Wednesday, September 21, 2022

Week 1-2 Recap

Howdy folks!

We're back again here at Recap HQ with another season of half-assed reporting and C+ jokes.

Soo we are officially off and running on Football season, and I am reminded why I get sucked into this stuff every year.  For all the mediocre games, player disappointments, freak injuries, racist owners, false hope, and crushing defeats, this game still produces just enough "holy shit" moments to make all the negative stuff worth it.  Like Steve reaching down a girl's pants in Bangkok, ya just never quite know what you're going to get.

My favorite two stats from the Dolphins 42-38 comeback over the Ravens:
  • Teams leading by 21 or more in the fourth quarter had won 711 consecutive games.
  • No quarterback has thrown for four touchdowns in the fourth quarter in 15 years. The last guy to do it was Sage Rosenfels.
I think that says it all.

Some observations from around the league with two weeks under our ever expanding belts:
  • Damn Maine and MFrank!...leave some points for the rest of us.  These guys are taking a page from the Bills playbook and - like Travis's mom at Churchill Downs chasing a honey hay bale - just smoking everyone right out the gate.  And yes, I'm saying that Travis's mom is a horse.
  • Mike Frank, in particular, absolutely destroyed Robby's will to live in Week 2 after putting up a near-record 189 frickin' points.  To be clear for those in the back, Mike Frank WON (97) by more points than Robby scored (92).  Sheesh.
  • My team is 1-1 and Buck Average.  I suspect there might be some sort of body swap movie thing going on with me and Mike Frank.

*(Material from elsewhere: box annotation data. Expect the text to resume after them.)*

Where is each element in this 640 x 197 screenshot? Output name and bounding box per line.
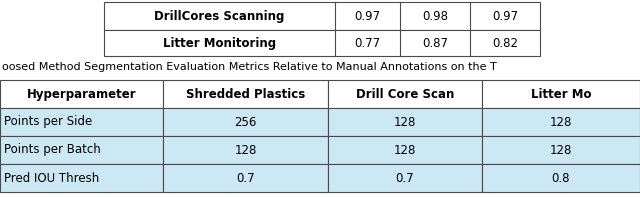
Text: Points per Side: Points per Side bbox=[4, 115, 92, 128]
Text: 0.8: 0.8 bbox=[552, 172, 570, 185]
Text: 128: 128 bbox=[394, 143, 416, 156]
Text: 128: 128 bbox=[234, 143, 257, 156]
Bar bbox=[163, 136, 328, 164]
Text: 0.82: 0.82 bbox=[492, 36, 518, 49]
Bar bbox=[0, 108, 163, 136]
Bar bbox=[482, 80, 640, 108]
Text: 128: 128 bbox=[550, 115, 572, 128]
Bar bbox=[482, 136, 640, 164]
Text: Pred IOU Thresh: Pred IOU Thresh bbox=[4, 172, 99, 185]
Bar bbox=[163, 164, 328, 192]
Bar bbox=[0, 80, 163, 108]
Text: 0.87: 0.87 bbox=[422, 36, 448, 49]
Bar bbox=[328, 136, 482, 164]
Text: Points per Batch: Points per Batch bbox=[4, 143, 100, 156]
Text: 0.97: 0.97 bbox=[355, 9, 381, 22]
Text: oosed Method Segmentation Evaluation Metrics Relative to Manual Annotations on t: oosed Method Segmentation Evaluation Met… bbox=[2, 62, 497, 72]
Bar bbox=[104, 2, 540, 30]
Text: Hyperparameter: Hyperparameter bbox=[27, 87, 136, 100]
Text: 128: 128 bbox=[550, 143, 572, 156]
Bar bbox=[163, 80, 328, 108]
Text: DrillCores Scanning: DrillCores Scanning bbox=[154, 9, 285, 22]
Text: 0.7: 0.7 bbox=[236, 172, 255, 185]
Bar bbox=[328, 108, 482, 136]
Bar bbox=[0, 136, 163, 164]
Text: 0.77: 0.77 bbox=[355, 36, 381, 49]
Bar bbox=[104, 30, 540, 56]
Text: Litter Mo: Litter Mo bbox=[531, 87, 591, 100]
Text: 128: 128 bbox=[394, 115, 416, 128]
Bar bbox=[0, 164, 163, 192]
Text: 0.7: 0.7 bbox=[396, 172, 414, 185]
Bar bbox=[328, 80, 482, 108]
Text: Drill Core Scan: Drill Core Scan bbox=[356, 87, 454, 100]
Text: Shredded Plastics: Shredded Plastics bbox=[186, 87, 305, 100]
Text: 256: 256 bbox=[234, 115, 257, 128]
Bar bbox=[482, 108, 640, 136]
Text: 0.98: 0.98 bbox=[422, 9, 448, 22]
Text: Litter Monitoring: Litter Monitoring bbox=[163, 36, 276, 49]
Bar bbox=[482, 164, 640, 192]
Text: 0.97: 0.97 bbox=[492, 9, 518, 22]
Bar bbox=[328, 164, 482, 192]
Bar bbox=[163, 108, 328, 136]
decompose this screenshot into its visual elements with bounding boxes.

I'm also more top heavy than a Canadian Stripper.  More to come on this...
  • BUT I'm not the only Cole with an Average team. Michael Cole, that long-haired Richard Lewis-looking motherfucker, is also 1-1 after eking out a win over Thong in week 2.  He's loving Mahomes, but unfortunately has 2 members of the Steelers offensive "offense" in his starting lineup.  So it's a mixed bag.
  • Speaking of Thong....woof!  The season is barely underway and he's already Auction Bitch for next year.  C'mon Thong - give someone else a chance to type poorly into a google spreadsheet!!  
  • The year may change, but the result stays the same.  In Week 2's rematch of last season's championship game, Falafel beat his Sausage yet again.  Yada yada masturbation joke yada yada..  Falafel's Lions also beat the Thong's Commanders this week, which means absolutely nothing.
  • Speaking of meaningless, Steve's Giants are somehow 2-0!  I have no idea what to make of that.  At least Steve is 0-2 in our league and the Gators can barely beat South Florida, so the world still somehow makes sense.
  • In other Rappaport news, here was his last week:
    • Sept 16 - Get Drunk, cut Tony Pollard for a Kicker
    • Sept 17-19 - Vow to be more responsible
    • Sept 20 - Get Drunk, bid $75 for Tony Pollard
  • Mazzle got his ass kicked by Maine to fall to 1-1 on the year.  I'm calling it now...Mazzle will finish 5-10 and in ninth place.  Mark it down.

That's all I got for now.  More shenanigans as events warrant.